Let m and n be two integers, 2 ≤ m < n ≤ 10000000. Consider the following set:
P rime(m, n) = {p|p prime and m ≤ p ≤ n}.
Compute the cardinal of the set P rime(m, n).
Input
The input consists of several tests. The input of each test is represented on a single line in the input.

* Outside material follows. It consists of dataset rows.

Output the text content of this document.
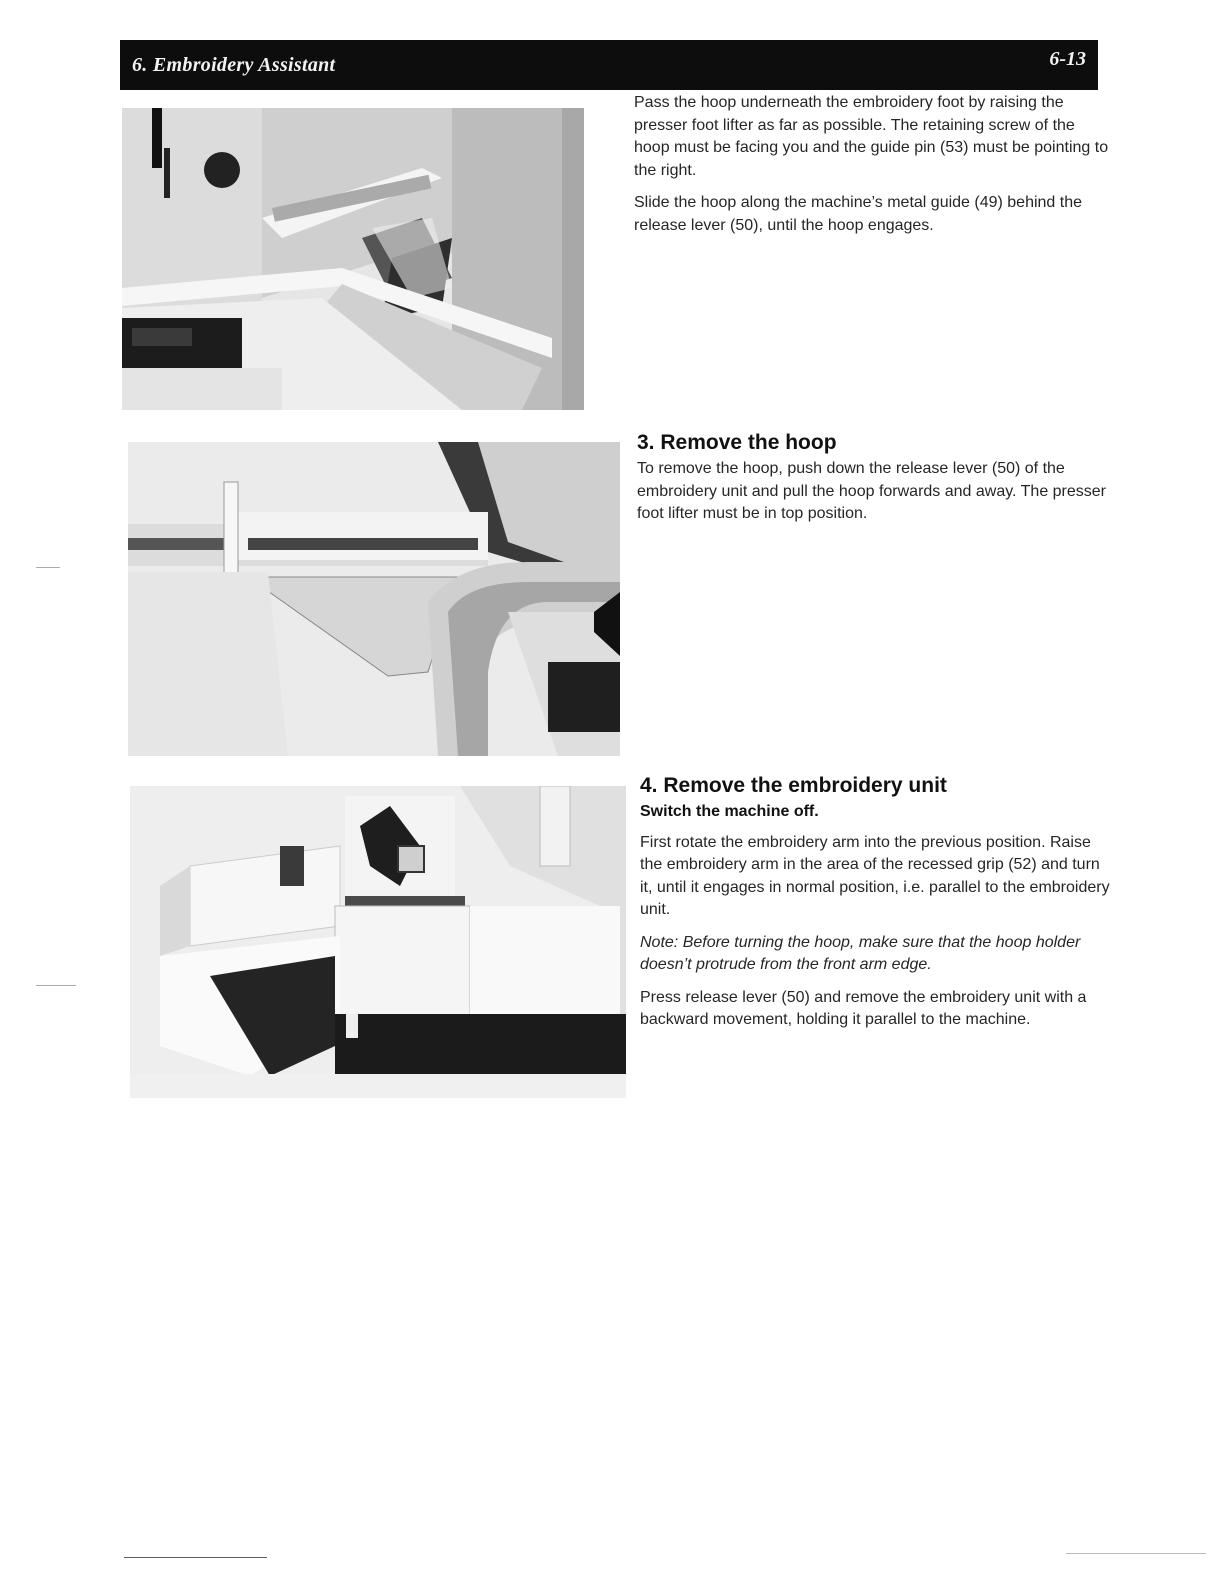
6. Embroidery Assistant	6-13

Pass the hoop underneath the embroidery foot by raising the presser foot lifter as far as possible. The retaining screw of the hoop must be facing you and the guide pin (53) must be pointing to the right.

Slide the hoop along the machine’s metal guide (49) behind the release lever (50), until the hoop engages.

3. Remove the hoop

To remove the hoop, push down the release lever (50) of the embroidery unit and pull the hoop forwards and away. The presser foot lifter must be in top position.

4. Remove the embroidery unit
Switch the machine off.

First rotate the embroidery arm into the previous position. Raise the embroidery arm in the area of the recessed grip (52) and turn it, until it engages in normal position, i.e. parallel to the embroidery unit.

Note: Before turning the hoop, make sure that the hoop holder doesn’t protrude from the front arm edge.

Press release lever (50) and remove the embroidery unit with a backward movement, holding it parallel to the machine.
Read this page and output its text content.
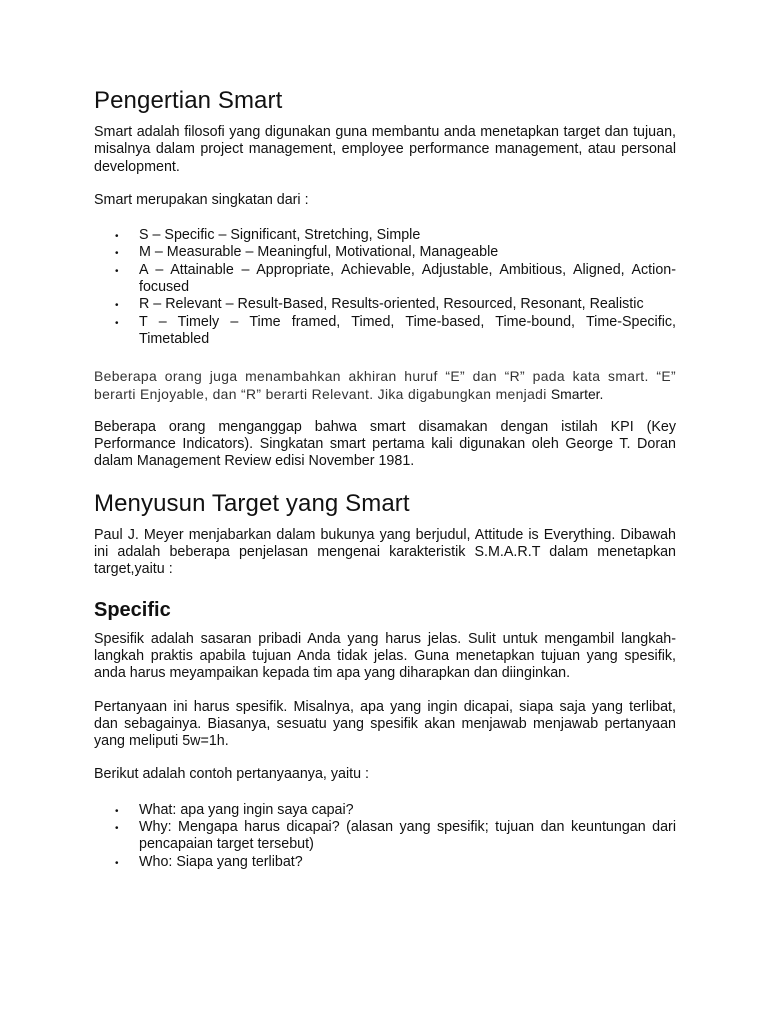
Pengertian Smart

Smart adalah filosofi yang digunakan guna membantu anda menetapkan target dan tujuan, misalnya dalam project management, employee performance management, atau personal development.

Smart merupakan singkatan dari :

• S – Specific – Significant, Stretching, Simple
• M – Measurable – Meaningful, Motivational, Manageable
• A – Attainable – Appropriate, Achievable, Adjustable, Ambitious, Aligned, Action-focused
• R – Relevant – Result-Based, Results-oriented, Resourced, Resonant, Realistic
• T – Timely – Time framed, Timed, Time-based, Time-bound, Time-Specific, Timetabled

Beberapa orang juga menambahkan akhiran huruf “E” dan “R” pada kata smart. “E” berarti Enjoyable, dan “R” berarti Relevant. Jika digabungkan menjadi Smarter.

Beberapa orang menganggap bahwa smart disamakan dengan istilah KPI (Key Performance Indicators). Singkatan smart pertama kali digunakan oleh George T. Doran dalam Management Review edisi November 1981.

Menyusun Target yang Smart

Paul J. Meyer menjabarkan dalam bukunya yang berjudul, Attitude is Everything. Dibawah ini adalah beberapa penjelasan mengenai karakteristik S.M.A.R.T dalam menetapkan target,yaitu :

Specific

Spesifik adalah sasaran pribadi Anda yang harus jelas. Sulit untuk mengambil langkah-langkah praktis apabila tujuan Anda tidak jelas. Guna menetapkan tujuan yang spesifik, anda harus meyampaikan kepada tim apa yang diharapkan dan diinginkan.

Pertanyaan ini harus spesifik. Misalnya, apa yang ingin dicapai, siapa saja yang terlibat, dan sebagainya. Biasanya, sesuatu yang spesifik akan menjawab menjawab pertanyaan yang meliputi 5w=1h.

Berikut adalah contoh pertanyaanya, yaitu :

• What: apa yang ingin saya capai?
• Why: Mengapa harus dicapai? (alasan yang spesifik; tujuan dan keuntungan dari pencapaian target tersebut)
• Who: Siapa yang terlibat?
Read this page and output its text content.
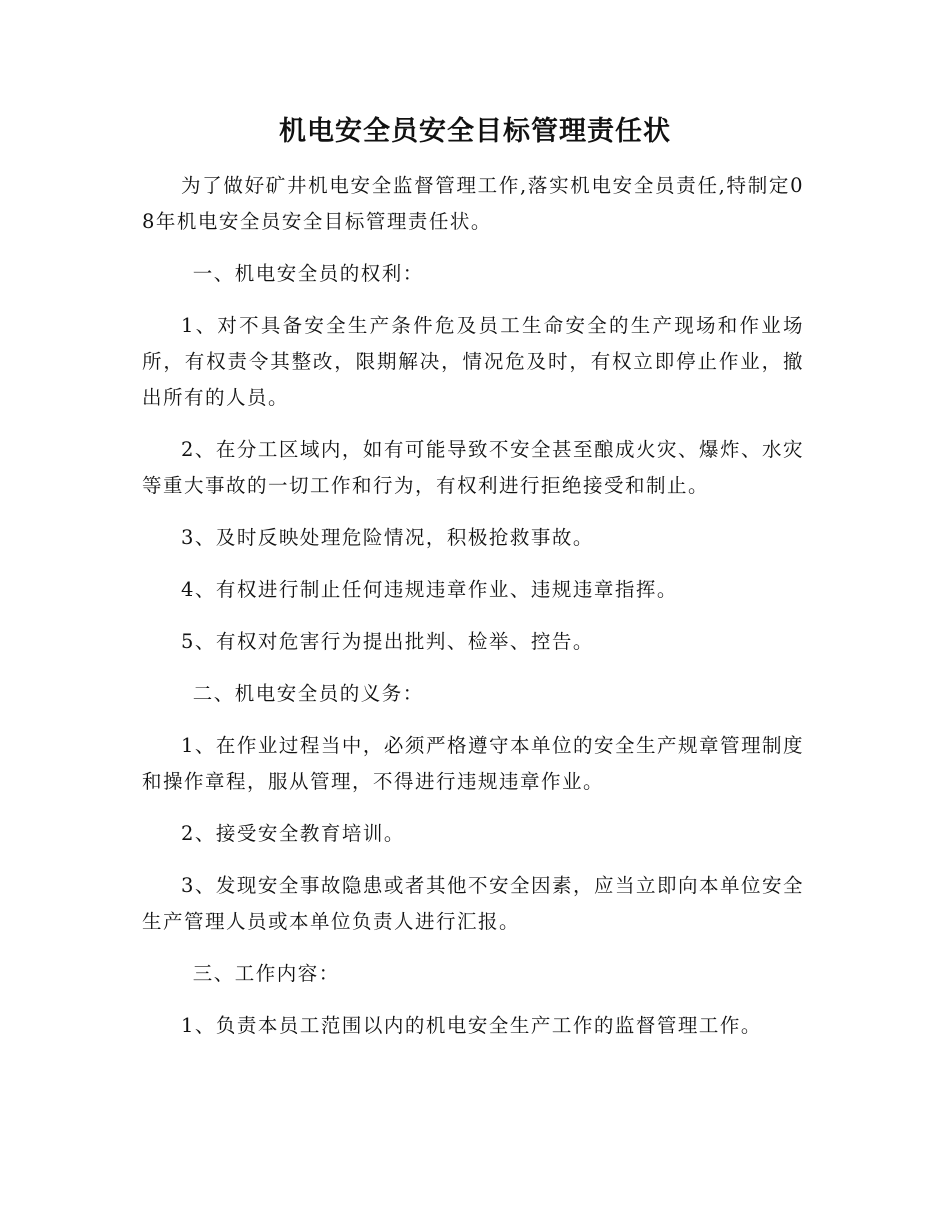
机电安全员安全目标管理责任状

为了做好矿井机电安全监督管理工作,落实机电安全员责任,特制定08年机电安全员安全目标管理责任状。

一、机电安全员的权利：

1、对不具备安全生产条件危及员工生命安全的生产现场和作业场所，有权责令其整改，限期解决，情况危及时，有权立即停止作业，撤出所有的人员。

2、在分工区域内，如有可能导致不安全甚至酿成火灾、爆炸、水灾等重大事故的一切工作和行为，有权利进行拒绝接受和制止。

3、及时反映处理危险情况，积极抢救事故。

4、有权进行制止任何违规违章作业、违规违章指挥。

5、有权对危害行为提出批判、检举、控告。

二、机电安全员的义务：

1、在作业过程当中，必须严格遵守本单位的安全生产规章管理制度和操作章程，服从管理，不得进行违规违章作业。

2、接受安全教育培训。

3、发现安全事故隐患或者其他不安全因素，应当立即向本单位安全生产管理人员或本单位负责人进行汇报。

三、工作内容：

1、负责本员工范围以内的机电安全生产工作的监督管理工作。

Any two consecutive tests are separated by an empty line. For each test, the values for m and n are
given on the same line, separated by exactly one space.
Output
For each test, the result will be written to standard output on a different line (the tests will have the
same order as in the input file). The results of any two consecutive tests will be separated by an empty
line. For each test, the result will be the cardinal of the set Prime(m, n).
Sample Input
2 20
70 110
5 150
Sample Output
8
10
33
Regionals 2012 >> Europe
- Southeastern
问题链接:UVALive6050 Primes。
题意简述:参见上文。
问题分析:用Eratosthenes筛选法筛选素数,然后计算素数数量的前缀和,根据输入的数据范围做个减法即可。
参考链接:(略)
AC的C++语言程序如下:
/* UVALive6050 Primes */
#include <iostream>
#include <string.h>
#include <math.h>
using namespace std;
const int N = 10000000;
int prefixsum[N+1];
// Eratosthenes筛选法+计算前缀和
void sieveofe(int n)
{
memset(prefixsum, 0, sizeof(prefixsum));
prefixsum[0] = prefixsum[1] = 1;
for(int i=2; i<=sqrt(n); i++) {
if(!prefixsum[i]) {
for(int j=i*i; j<=n; j+=i) //筛选
prefixsum[j] = 1;
}
}
prefixsum[0] = 0;
for(int i=1; i<=n; i++)
if(prefixsum[i])
prefixsum[i] = prefixsum[i - 1];
else
prefixsum[i] = prefixsum[i - 1] + 1;
}
int main()
{
sieveofe(N);
int n, m;
bool flag = false;
while(cin >> n >> m) {
if(n>m) // 坑:没说哪个数大
swap(n, m);
if(flag)
cout << endl;
cout << prefixsum[m] - prefixsum[n - 1] << endl;
flag = true;
}
return 0;
}